Weit über 1.000 Bände umfasst die Historische Bibliothek, die auf den Offenburger Franziskaner- und den Kapuzinerorden zurückgeht. Handschriften, Inkunabeln und Drucke aus dem 15. und 16. Jahrhundert gehören zum Bestand. Werke von Aristoteles oder Vergil sind ebenso zu finden, wie Titel zur Philologie, Recht, Geschichte, Technik, Geographie, Naturwissenschaft und Medizin. Besonders kostbar sind die Drucke von Humanisten wie Erasmus von Rotterdam und illustrierte Werke bedeutender Künstler wie Hans Holbein d. J. Auch Karten und Atlanten, wie beispielsweise der Prachtband „Theatrum orbis terrarum“ des flämischen Kartographen Abraham Orteilius, gehören zum Schatz der Sammlung.
In den vergangenen Jahrhunderten erhielten beide Bibliotheken bedeutende Stiftungen.

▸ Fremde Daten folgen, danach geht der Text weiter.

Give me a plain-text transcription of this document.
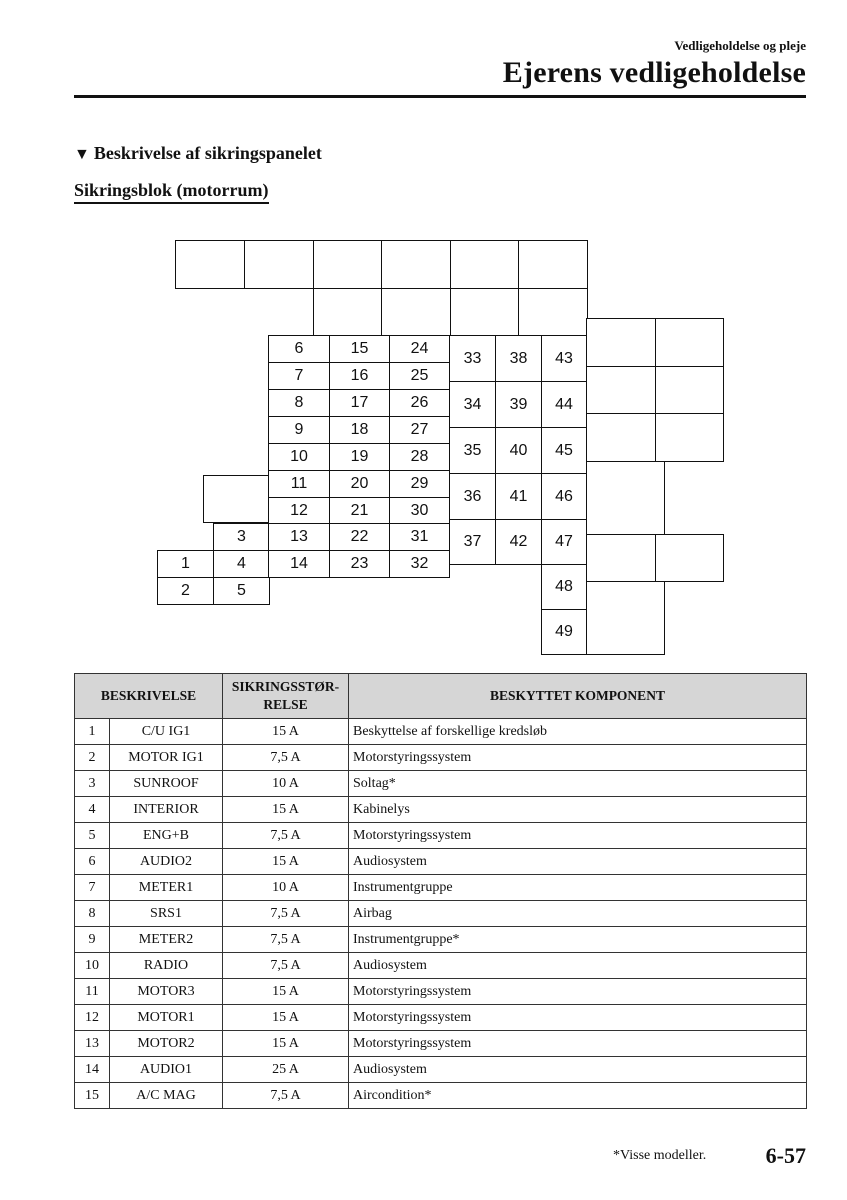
Vedligeholdelse og pleje
Ejerens vedligeholdelse
▼ Beskrivelse af sikringspanelet
Sikringsblok (motorrum)
1
2
3
4
5
6
7
8
9
10
11
12
13
14
15
16
17
18
19
20
21
22
23
24
25
26
27
28
29
30
31
32
33
34
35
36
37
38
39
40
41
42
43
44
45
46
47
48
49
BESKRIVELSE		SIKRINGSSTØR-
RELSE	BESKYTTET KOMPONENT
1	C/U IG1	15 A	Beskyttelse af forskellige kredsløb
2	MOTOR IG1	7,5 A	Motorstyringssystem
3	SUNROOF	10 A	Soltag*
4	INTERIOR	15 A	Kabinelys
5	ENG+B	7,5 A	Motorstyringssystem
6	AUDIO2	15 A	Audiosystem
7	METER1	10 A	Instrumentgruppe
8	SRS1	7,5 A	Airbag
9	METER2	7,5 A	Instrumentgruppe*
10	RADIO	7,5 A	Audiosystem
11	MOTOR3	15 A	Motorstyringssystem
12	MOTOR1	15 A	Motorstyringssystem
13	MOTOR2	15 A	Motorstyringssystem
14	AUDIO1	25 A	Audiosystem
15	A/C MAG	7,5 A	Aircondition*
*Visse modeller.	6-57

Nach der Säkularisierung 1803 zerfielen die Bibliotheken, einige Bücher wurden versteigert. Die verbliebenen Bestände beider Sammlungen wurden schließlich zusammengeführt und kamen in das heutige Grimmelshausen-Gymnasium. Nach einer umfangreichen Restaurierung und Katalogisierung (1992/93) wurden die Bücher als Bestand „Historische Bibliothek Offenburg“ in einem Spezialraum der Stadtbibliothek untergebracht. 2021 wurde der Bestand in das klimatisierte Archivmagazin des Stadtarchivs Offenburg übernommen.